I recently discovered my wife of nearly ten years has been involved in an extra-marital affair for about a year. It came as a complete shock to me because of my complete faith in our commitment to each other. I was terribly mistaken in my trust. We have been seeing a counselor and many issues that contributed to our break down have come out. I recently discovered that she has not been content in our relationship for the past several years. I am beginning to question whether we are right for each other. She did choose me over the other man, but I feel her motivation for that choice may be based on her head and not her heart. Intimacy for her has been very hard and I feel that she is still harboring feelings for the other man as well as resentment for me. I am in need of encouragement and reassurance which I do feel I am getting from her. I have been so shocked not just by the affair but also by her discontent with our relationship (for so long) that I do not know where to begin. I am willing to work at this but I am not as confident that we will be able to get back to where we need to be. I guess I felt that bad influences, emotional stresses, losses, etc. over the past year or so had led to her infidelity, but now I think it goes much deeper than that. If two people have such different views of the quality of a relationship, and infidelity is present should they continue to try to reconcile.

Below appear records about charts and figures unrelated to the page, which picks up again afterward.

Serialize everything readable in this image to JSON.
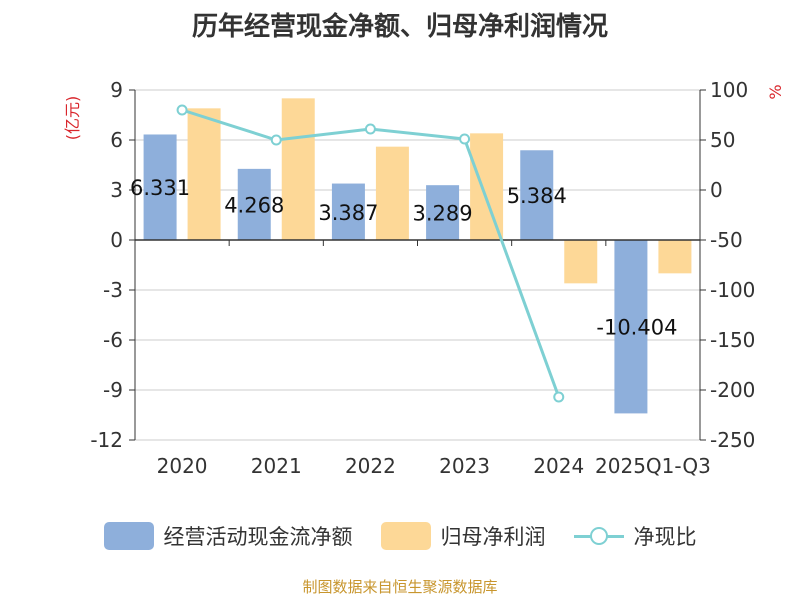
{
  "chart_data": {
    "type": "bar",
    "title": "历年经营现金净额、归母净利润情况",
    "left_axis_label": "(亿元)",
    "right_axis_label": "%",
    "categories": [
      "2020",
      "2021",
      "2022",
      "2023",
      "2024",
      "2025Q1-Q3"
    ],
    "left_ticks": [
      "9",
      "6",
      "3",
      "0",
      "-3",
      "-6",
      "-9",
      "-12"
    ],
    "right_ticks": [
      "100",
      "50",
      "0",
      "-50",
      "-100",
      "-150",
      "-200",
      "-250"
    ],
    "ylim_left": [
      -12,
      9
    ],
    "ylim_right": [
      -250,
      100
    ],
    "series": [
      {
        "name": "经营活动现金流净额",
        "type": "bar",
        "axis": "left",
        "values": [
          6.331,
          4.268,
          3.387,
          3.289,
          5.384,
          -10.404
        ],
        "labels": [
          "6.331",
          "4.268",
          "3.387",
          "3.289",
          "5.384",
          "-10.404"
        ],
        "color": "#8eafdb"
      },
      {
        "name": "归母净利润",
        "type": "bar",
        "axis": "left",
        "values": [
          7.9,
          8.5,
          5.6,
          6.4,
          -2.6,
          -2.0
        ],
        "color": "#fdd897"
      },
      {
        "name": "净现比",
        "type": "line",
        "axis": "right",
        "values": [
          80,
          50,
          61,
          51,
          -207,
          null
        ],
        "color": "#7ed0d3"
      }
    ],
    "grid": true,
    "legend_position": "bottom"
  },
  "source": "制图数据来自恒生聚源数据库"
}
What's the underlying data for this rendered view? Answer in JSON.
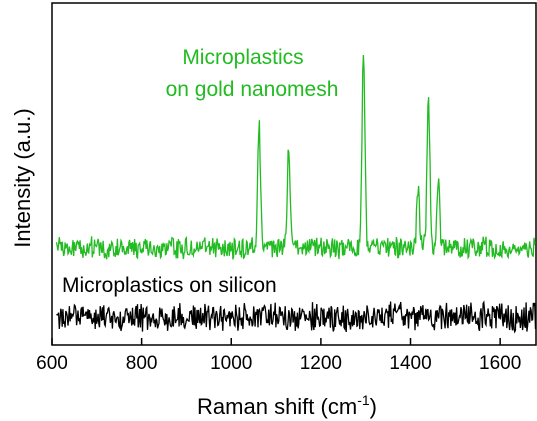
{
  "chart_data": {
    "type": "line",
    "title": "",
    "xlabel": "Raman shift (cm",
    "xlabel_sup": "-1",
    "xlabel_suffix": ")",
    "ylabel": "Intensity (a.u.)",
    "xlim": [
      600,
      1680
    ],
    "xticks": [
      600,
      800,
      1000,
      1200,
      1400,
      1600
    ],
    "xtick_labels": [
      "600",
      "800",
      "1000",
      "1200",
      "1400",
      "1600"
    ],
    "y_ticks_labeled": false,
    "grid": false,
    "series": [
      {
        "name": "Microplastics on gold nanomesh",
        "color": "#22bb22",
        "baseline": 248,
        "noise_amplitude": 12,
        "peaks": [
          {
            "x": 1062,
            "height": 122
          },
          {
            "x": 1128,
            "height": 98
          },
          {
            "x": 1295,
            "height": 200
          },
          {
            "x": 1417,
            "height": 58
          },
          {
            "x": 1440,
            "height": 152
          },
          {
            "x": 1462,
            "height": 66
          }
        ]
      },
      {
        "name": "Microplastics on silicon",
        "color": "#000000",
        "baseline": 317,
        "noise_amplitude": 16,
        "peaks": []
      }
    ],
    "annotations": [
      {
        "lines": [
          "Microplastics",
          "on gold nanomesh"
        ],
        "color": "#22bb22"
      },
      {
        "lines": [
          "Microplastics on silicon"
        ],
        "color": "#000000"
      }
    ]
  }
}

Thank you again for your help.
Why do you discount a choice made by sound reasoning? Especially when the Bible states that the heart is not to be trusted? "He who trusts in his own heart is a fool, but whoever walks wisely will be delivered" (Proverbs 28:26).
I don't know the reasons your wife decided to stay with you and work things out. But if you keep holding back your commitment to the marriage, those issues will grow instead of become resolved.
God has always hated divorce. ""For the LORD God of Israel says That He hates divorce, For it covers one's garment with violence," Says the LORD of hosts. "Therefore take heed to your spirit, That you do not deal treacherously"" (Malachi 2:16). Even when He gave permission to divorce with the right to remarry because of adultery, it was an allowance, not a demand. The wording of Matthew 19:9 indicates a sinful state that is not repented of. So given that your wife has repented of her sins and wants to work on the marriage, then as a Christian it is your obligation to forgive her and also repair the breach. "For if you forgive men their trespasses, your heavenly Father will also forgive you. But if you do not forgive men their trespasses, neither will your Father forgive your trespasses" (Matthew 6:14-15).
Thank you so much for your words. It is amazing to me how what you said was exactly what I needed to hear. Doubt is such a destructive thing and it was beginning to challenge my resolve. Your thoughts helped me remember that the choice you spoke of is not just deciding to stay together, but also the choice to marry her and make her my wife in the first place. I am going to try to focus on my commitment and obligation to her and God and not on my doubts. Thank you again.